I'm trying to scrape a list of zpids from this webpage using the requests module. The zpids are available within a list right next to searchListZpids in the page source (ctrl u). They are 40 in number.
The script below can fetch the zpids errorlessly. However, the problem is the list the script produces are different from the ones available on that webpage. Some of the zpids in the list I received have exact matchings with those available on that page.
Sometimes the list I get is accurate but most of the time they are different.

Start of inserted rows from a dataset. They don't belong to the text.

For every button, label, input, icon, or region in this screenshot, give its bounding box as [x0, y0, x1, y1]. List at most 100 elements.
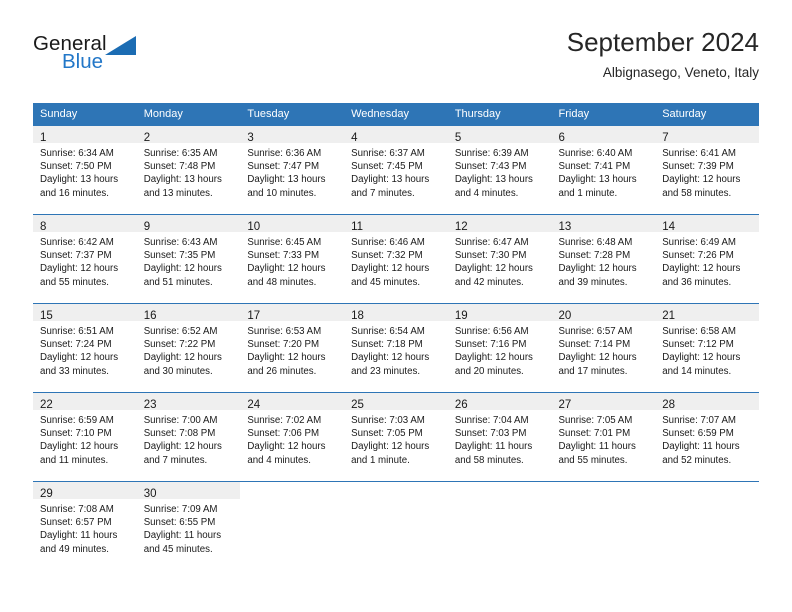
day-number: 25 [351, 399, 364, 411]
weekday-header-sunday: Sunday [33, 103, 137, 126]
sunset-text: Sunset: 7:22 PM [143, 339, 216, 351]
daylight-text-line2: and 1 minute. [351, 454, 410, 466]
day-cell[interactable]: 6 Sunrise: 6:40 AM Sunset: 7:41 PM Daylight… [551, 126, 656, 215]
daylight-text-line1: Daylight: 12 hours [558, 352, 637, 364]
sunset-text: Sunset: 7:28 PM [558, 250, 631, 262]
daylight-text-line2: and 52 minutes. [662, 454, 732, 466]
sunrise-text: Sunrise: 6:52 AM [143, 326, 218, 337]
daylight-text-line2: and 11 minutes. [40, 454, 109, 466]
day-cell[interactable]: 21 Sunrise: 6:58 AM Sunset: 7:12 PM Dayligh… [655, 303, 759, 393]
day-cell[interactable]: 17 Sunrise: 6:53 AM Sunset: 7:20 PM Dayligh… [240, 303, 345, 393]
daylight-text-line1: Daylight: 12 hours [40, 441, 119, 453]
day-cell[interactable]: 19 Sunrise: 6:56 AM Sunset: 7:16 PM Dayligh… [447, 303, 552, 393]
day-cell[interactable]: 2 Sunrise: 6:35 AM Sunset: 7:48 PM Daylight… [136, 126, 241, 215]
day-cell[interactable]: 16 Sunrise: 6:52 AM Sunset: 7:22 PM Dayligh… [136, 303, 241, 393]
day-number: 17 [247, 310, 261, 322]
day-cell[interactable]: 27 Sunrise: 7:05 AM Sunset: 7:01 PM Dayligh… [551, 392, 656, 482]
day-cell[interactable]: 25 Sunrise: 7:03 AM Sunset: 7:05 PM Dayligh… [344, 392, 448, 482]
daylight-text-line1: Daylight: 13 hours [143, 174, 222, 186]
sunset-text: Sunset: 7:24 PM [40, 339, 112, 351]
day-cell[interactable]: 8 Sunrise: 6:42 AM Sunset: 7:37 PM Daylight… [33, 214, 137, 304]
day-cell[interactable]: 14 Sunrise: 6:49 AM Sunset: 7:26 PM Dayligh… [655, 214, 759, 304]
daylight-text-line1: Daylight: 12 hours [351, 352, 430, 364]
sunset-text: Sunset: 6:57 PM [40, 517, 112, 529]
sunset-text: Sunset: 7:33 PM [247, 250, 320, 262]
day-cell[interactable]: 22 Sunrise: 6:59 AM Sunset: 7:10 PM Dayligh… [33, 392, 137, 482]
daylight-text-line2: and 20 minutes. [454, 365, 524, 377]
day-cell[interactable]: 3 Sunrise: 6:36 AM Sunset: 7:47 PM Daylight… [240, 126, 345, 215]
day-cell[interactable]: 9 Sunrise: 6:43 AM Sunset: 7:35 PM Daylight… [136, 214, 241, 304]
weekday-header-row: Sunday Monday Tuesday Wednesday Thursday… [33, 103, 759, 126]
day-cell[interactable]: 29 Sunrise: 7:08 AM Sunset: 6:57 PM Dayligh… [33, 481, 137, 570]
general-blue-logo[interactable]: General Blue [33, 33, 173, 86]
day-cell[interactable]: 30 Sunrise: 7:09 AM Sunset: 6:55 PM Dayligh… [136, 481, 241, 570]
daylight-text-line1: Daylight: 12 hours [143, 441, 222, 453]
sunrise-text: Sunrise: 6:45 AM [247, 237, 322, 248]
day-cell[interactable]: 26 Sunrise: 7:04 AM Sunset: 7:03 PM Dayligh… [447, 392, 552, 482]
day-cell[interactable]: 18 Sunrise: 6:54 AM Sunset: 7:18 PM Dayligh… [344, 303, 448, 393]
daylight-text-line1: Daylight: 12 hours [143, 263, 222, 275]
day-number: 26 [454, 399, 468, 411]
daylight-text-line2: and 23 minutes. [351, 365, 421, 377]
day-number: 29 [40, 488, 53, 500]
sunrise-text: Sunrise: 7:04 AM [454, 415, 529, 426]
day-cell[interactable]: 20 Sunrise: 6:57 AM Sunset: 7:14 PM Dayligh… [551, 303, 656, 393]
day-cell[interactable]: 24 Sunrise: 7:02 AM Sunset: 7:06 PM Dayligh… [240, 392, 345, 482]
day-number: 1 [40, 132, 47, 144]
day-number: 24 [247, 399, 261, 411]
daylight-text-line1: Daylight: 12 hours [662, 263, 741, 275]
day-cell[interactable]: 4 Sunrise: 6:37 AM Sunset: 7:45 PM Daylight… [344, 126, 448, 215]
day-number: 11 [351, 221, 364, 233]
week-row: 1 Sunrise: 6:34 AM Sunset: 7:50 PM Daylight… [33, 126, 759, 215]
week-row: 22 Sunrise: 6:59 AM Sunset: 7:10 PM Dayligh… [33, 392, 759, 482]
page-title: September 2024 [566, 27, 759, 57]
daylight-text-line2: and 1 minute. [558, 187, 618, 199]
daylight-text-line2: and 58 minutes. [454, 454, 524, 466]
daylight-text-line1: Daylight: 12 hours [40, 263, 119, 275]
day-cell-empty [655, 481, 759, 570]
daylight-text-line1: Daylight: 11 hours [662, 441, 740, 453]
day-cell[interactable]: 15 Sunrise: 6:51 AM Sunset: 7:24 PM Dayligh… [33, 303, 137, 393]
day-cell-empty [344, 481, 448, 570]
daylight-text-line2: and 30 minutes. [143, 365, 213, 377]
calendar-page: General Blue September 2024 Albignasego,… [0, 0, 792, 612]
day-number: 19 [454, 310, 468, 322]
day-cell[interactable]: 11 Sunrise: 6:46 AM Sunset: 7:32 PM Dayligh… [344, 214, 448, 304]
day-number: 21 [662, 310, 676, 322]
day-number: 27 [558, 399, 572, 411]
weekday-header-thursday: Thursday [447, 103, 552, 126]
day-number: 15 [40, 310, 53, 322]
day-number: 20 [558, 310, 572, 322]
daylight-text-line2: and 42 minutes. [454, 276, 524, 288]
daylight-text-line2: and 14 minutes. [662, 365, 732, 377]
sunrise-text: Sunrise: 7:05 AM [558, 415, 633, 426]
day-cell[interactable]: 23 Sunrise: 7:00 AM Sunset: 7:08 PM Dayligh… [136, 392, 241, 482]
day-cell-empty [551, 481, 656, 570]
sunset-text: Sunset: 7:14 PM [558, 339, 631, 351]
weekday-header-tuesday: Tuesday [240, 103, 345, 126]
daylight-text-line2: and 45 minutes. [143, 543, 213, 555]
weekday-header-saturday: Saturday [655, 103, 759, 126]
day-cell[interactable]: 5 Sunrise: 6:39 AM Sunset: 7:43 PM Daylight… [447, 126, 552, 215]
sunset-text: Sunset: 7:10 PM [40, 428, 112, 440]
day-number: 7 [662, 132, 669, 144]
sunset-text: Sunset: 7:35 PM [143, 250, 216, 262]
day-number: 5 [454, 132, 462, 144]
day-cell[interactable]: 7 Sunrise: 6:41 AM Sunset: 7:39 PM Daylight… [655, 126, 759, 215]
day-cell[interactable]: 1 Sunrise: 6:34 AM Sunset: 7:50 PM Daylight… [33, 126, 137, 215]
daylight-text-line2: and 39 minutes. [558, 276, 628, 288]
day-cell[interactable]: 10 Sunrise: 6:45 AM Sunset: 7:33 PM Dayligh… [240, 214, 345, 304]
sunrise-text: Sunrise: 7:09 AM [143, 504, 218, 515]
daylight-text-line2: and 36 minutes. [662, 276, 732, 288]
day-cell[interactable]: 28 Sunrise: 7:07 AM Sunset: 6:59 PM Dayligh… [655, 392, 759, 482]
sunrise-text: Sunrise: 6:46 AM [351, 237, 425, 248]
day-cell[interactable]: 12 Sunrise: 6:47 AM Sunset: 7:30 PM Dayligh… [447, 214, 552, 304]
daylight-text-line1: Daylight: 13 hours [40, 174, 119, 186]
sunrise-text: Sunrise: 6:58 AM [662, 326, 736, 337]
daylight-text-line1: Daylight: 12 hours [247, 441, 326, 453]
sunrise-text: Sunrise: 7:03 AM [351, 415, 425, 426]
daylight-text-line1: Daylight: 11 hours [40, 530, 118, 542]
day-cell[interactable]: 13 Sunrise: 6:48 AM Sunset: 7:28 PM Dayligh… [551, 214, 656, 304]
day-number: 23 [143, 399, 157, 411]
sunrise-text: Sunrise: 6:36 AM [247, 148, 322, 159]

The script that I'm using:
import re
import requests
link = 'https://www.zillow.com/ct/9_p/'
headers = {
'User-Agent': 'Mozilla/5.0 (Windows NT 6.1) AppleWebKit/537.36 (KHTML, like Gecko) Chrome/88.0.4324.150 Safari/537.36'
}
res = requests.get(link,headers=headers)
zpids = re.findall(r"searchListZpids[\s\S] ?\[(.*?)\]",res.text)[0]
print(zpids)
Output I get at this moment:
57912175, 177202011, 57838346, 57702376, 2083150985, 2091636205, 59028017, 2066602375, 57843835, 2066598335, 58845027, 58904562, 58118011, 58838731, 57930222, 2066611590, 59977275, 197747278, 57932219, 57893209, 58775017, 2066600444, 2066601022, 58059157, 177275234, 58819070, 59297439, 58859881, 2078457589, 58775318, 57790587, 57689409, 2066601997, 57394605, 177286302, 58133143, 59068957, 58096934, 240506947, 83121293
How can I scrape the exact list of zpids from that webpage using requests?

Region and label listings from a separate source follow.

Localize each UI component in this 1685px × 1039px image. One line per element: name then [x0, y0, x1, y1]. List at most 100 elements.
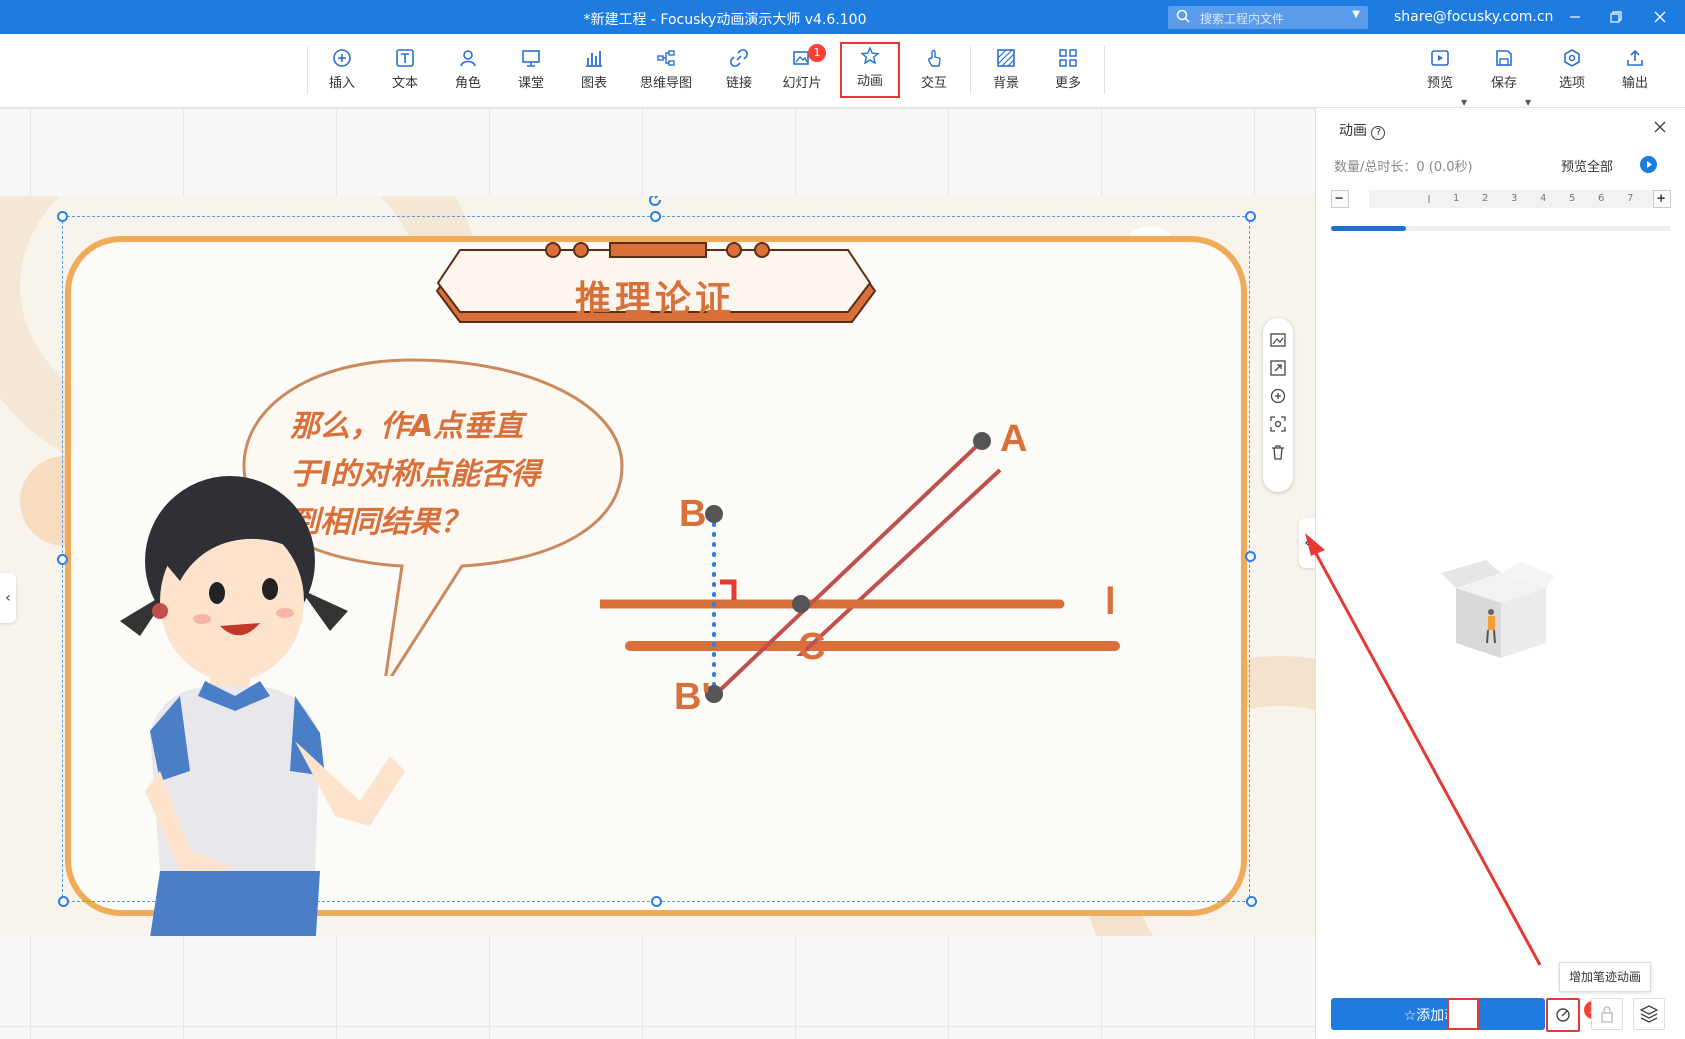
resize-handle[interactable] [1245, 551, 1256, 562]
animation-panel: 动画 ? 数量/总时长：0 (0.0秒) 预览全部 1 2 3 4 5 6 7 … [1315, 108, 1685, 1039]
lock-animation-button[interactable] [1591, 998, 1623, 1030]
toolbar-chart[interactable]: 图表 [566, 46, 622, 96]
bubble-text-line: 那么，作A点垂直 [290, 409, 524, 444]
toolbar-chart-label: 图表 [580, 76, 607, 91]
delete-icon[interactable] [1270, 444, 1286, 460]
animation-icon [860, 46, 880, 65]
left-collapse-tab[interactable]: ‹ [0, 573, 16, 623]
add-circle-icon[interactable] [1270, 388, 1286, 404]
slide-frame[interactable]: 推理论证 那么，作A点垂直 于l的对称点能否得 到相同结果？ A B C B' … [0, 196, 1315, 936]
resize-handle[interactable] [1246, 896, 1257, 907]
toolbar-mindmap-label: 思维导图 [639, 76, 692, 91]
toolbar-link[interactable]: 链接 [711, 46, 767, 96]
toolbar-interact-label: 交互 [920, 76, 947, 91]
toolbar-slide-label: 幻灯片 [782, 76, 822, 91]
replace-image-icon[interactable] [1270, 332, 1286, 348]
toolbar-options-label: 选项 [1558, 76, 1585, 91]
save-dropdown-icon[interactable]: ▼ [1525, 98, 1531, 107]
add-handwriting-animation-button[interactable] [1546, 998, 1580, 1032]
toolbar-divider [970, 46, 971, 94]
preview-icon [1431, 50, 1449, 66]
toolbar-interact[interactable]: 交互 [906, 46, 962, 96]
help-icon[interactable]: ? [1371, 126, 1386, 140]
chart-icon [586, 51, 602, 67]
add-animation-button[interactable]: ☆添加动画 [1331, 998, 1545, 1030]
timeline-scrollbar-thumb[interactable] [1331, 226, 1406, 231]
search-box[interactable]: 搜索工程内文件 ▼ [1168, 6, 1368, 29]
resize-handle[interactable] [57, 554, 68, 565]
toolbar-classroom-label: 课堂 [517, 76, 544, 91]
focus-frame-icon[interactable] [1270, 416, 1286, 432]
search-placeholder: 搜索工程内文件 [1200, 12, 1285, 26]
toolbar-export[interactable]: 输出 [1607, 46, 1663, 96]
account-email[interactable]: share@focusky.com.cn [1394, 9, 1553, 25]
minimize-icon[interactable] [1560, 6, 1590, 28]
slide-badge: 1 [808, 44, 826, 62]
restore-icon[interactable] [1601, 6, 1631, 28]
timeline-scrollbar[interactable] [1331, 226, 1671, 231]
options-icon [1564, 49, 1580, 67]
empty-state-illustration [1441, 560, 1556, 658]
ruler-tick: 3 [1511, 193, 1518, 204]
timeline-ruler[interactable]: 1 2 3 4 5 6 7 [1331, 190, 1671, 210]
toolbar-text[interactable]: 文本 [377, 46, 433, 96]
point-label-a: A [1000, 418, 1028, 460]
point-label-b: B [679, 493, 707, 535]
toolbar-more-label: 更多 [1054, 76, 1081, 91]
resize-handle[interactable] [58, 896, 69, 907]
toolbar-options[interactable]: 选项 [1544, 46, 1600, 96]
resize-handle[interactable] [1245, 211, 1256, 222]
toolbar-insert[interactable]: 插入 [314, 46, 370, 96]
main-toolbar: 插入 文本 角色 课堂 图表 思维导图 链接 幻灯片 1 动画 交互 背景 更多… [0, 34, 1685, 108]
expand-icon[interactable] [1270, 360, 1286, 376]
add-path-animation-button-outline [1447, 998, 1479, 1030]
toolbar-animation[interactable]: 动画 [840, 42, 900, 98]
zoom-in-button[interactable] [1653, 190, 1671, 208]
close-icon[interactable] [1645, 6, 1675, 28]
timeline-track[interactable]: 1 2 3 4 5 6 7 [1369, 190, 1661, 208]
panel-title: 动画 ? [1339, 120, 1386, 140]
classroom-icon [522, 50, 540, 67]
toolbar-animation-label: 动画 [856, 74, 883, 89]
save-icon [1496, 50, 1512, 66]
chevron-down-icon[interactable]: ▼ [1352, 9, 1360, 20]
toolbar-link-label: 链接 [725, 76, 752, 91]
star-icon: ☆ [1403, 1008, 1417, 1024]
role-icon [460, 50, 476, 67]
ruler-tick: 7 [1627, 193, 1634, 204]
mindmap-icon [657, 50, 675, 66]
toolbar-background-label: 背景 [992, 76, 1019, 91]
toolbar-divider [307, 46, 308, 94]
layers-button[interactable] [1633, 998, 1665, 1030]
editor-canvas[interactable]: 推理论证 那么，作A点垂直 于l的对称点能否得 到相同结果？ A B C B' … [0, 108, 1315, 1039]
zoom-out-button[interactable] [1331, 190, 1349, 208]
ruler-tick: 4 [1540, 193, 1547, 204]
lock-icon [1601, 1006, 1613, 1023]
more-icon [1059, 49, 1077, 67]
toolbar-save[interactable]: 保存 [1476, 46, 1532, 96]
toolbar-classroom[interactable]: 课堂 [503, 46, 559, 96]
pen-path-icon [1556, 1008, 1570, 1022]
point-label-c: C [798, 626, 826, 668]
toolbar-role[interactable]: 角色 [440, 46, 496, 96]
geometry-diagram-overlay [600, 432, 1065, 703]
layers-icon [1639, 1005, 1659, 1023]
toolbar-background[interactable]: 背景 [978, 46, 1034, 96]
toolbar-mindmap[interactable]: 思维导图 [630, 46, 702, 96]
preview-all-label: 预览全部 [1561, 160, 1614, 175]
toolbar-export-label: 输出 [1621, 76, 1648, 91]
point-label-b-prime: B' [674, 676, 711, 718]
resize-handle[interactable] [57, 211, 68, 222]
close-panel-icon[interactable] [1653, 120, 1667, 134]
toolbar-text-label: 文本 [391, 76, 418, 91]
preview-all-button[interactable]: 预览全部 [1551, 152, 1661, 178]
toolbar-more[interactable]: 更多 [1040, 46, 1096, 96]
toolbar-slide[interactable]: 幻灯片 1 [774, 44, 830, 96]
girl-character-illustration [120, 476, 405, 936]
preview-dropdown-icon[interactable]: ▼ [1461, 98, 1467, 107]
ruler-tick: 6 [1598, 193, 1605, 204]
title-bar: *新建工程 - Focusky动画演示大师 v4.6.100 搜索工程内文件 ▼… [0, 0, 1685, 34]
toolbar-preview[interactable]: 预览 [1412, 46, 1468, 96]
right-collapse-tab[interactable]: ‹ [1299, 518, 1315, 568]
toolbar-insert-label: 插入 [328, 76, 355, 91]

CodePudding user response:
I have run your code several times and not found a mismatch once.
t.py file
import re
import requests
link = 'https://www.zillow.com/ct/9_p/'
headers = {
'User-Agent': 'Mozilla/5.0 (Windows NT 6.1) AppleWebKit/537.36 (KHTML, like Gecko) Chrome/88.0.4324.150 Safari/537.36'
}
res = requests.get(link,headers=headers)
zpids = re.findall(r"searchListZpids[\s\S] ?\[(.*?)\]",res.text)[0]
print(zpids)
with open("html.txt","w") as f:
f.write(res.text)
f.write("\n")
in terminal
date && python3 t.py>1 && perl -ne 'print "$1\n" if /searchListZpids\",\"\[((.*?))\]\"/' html.txt>2 && diff 1 2 && rm html.txt 1 2
output
(.picamenv) anupamkumar@m1 lib % date && python3 t.py>1 && perl -ne 'print "$1\n" if /searchListZpids\",\"\[((.*?))\]\"/' html.txt>2 && diff 1 2 && rm html.txt 1 2
Thu Jan 27 13:08:11 EST 2022
(.picamenv) anupamkumar@m1 lib % date && python3 t.py>1 && perl -ne 'print "$1\n" if /searchListZpids\",\"\[((.*?))\]\"/' html.txt>2 && diff 1 2 && rm html.txt 1 2
Thu Jan 27 13:08:13 EST 2022
(.picamenv) anupamkumar@m1 lib % date && python3 t.py>1 && perl -ne 'print "$1\n" if /searchListZpids\",\"\[((.*?))\]\"/' html.txt>2 && diff 1 2 && rm html.txt 1 2
Thu Jan 27 13:08:15 EST 2022
(.picamenv) anupamkumar@m1 lib % date && python3 t.py>1 && perl -ne 'print "$1\n" if /searchListZpids\",\"\[((.*?))\]\"/' html.txt>2 && diff 1 2 && rm html.txt 1 2
Thu Jan 27 13:08:17 EST 2022
(.picamenv) anupamkumar@m1 lib % date && python3 t.py>1 && perl -ne 'print "$1\n" if /searchListZpids\",\"\[((.*?))\]\"/' html.txt>2 && diff 1 2 && rm html.txt 1 2
Thu Jan 27 13:08:19 EST 2022
CodePudding user response:
You are doing all right and you are mistaken thinking that you are getting an incorrect list of zpids.
This list of zpids is a list of agent listings that are displayed on the current page (in your case 9th page, because you are using the 9_p route in your URL).
In fact, you have more than 5000 agent listings according to your request and you are even not specifying the order of these agent listings, so they can differ from request to request (and you should see it in your browser too).
You can try to set sorting in your request. For example, this URL shows agent listings sorted by price from low to high. But it is not the full solution to your problem too, because the full list of objects can always change on the source website.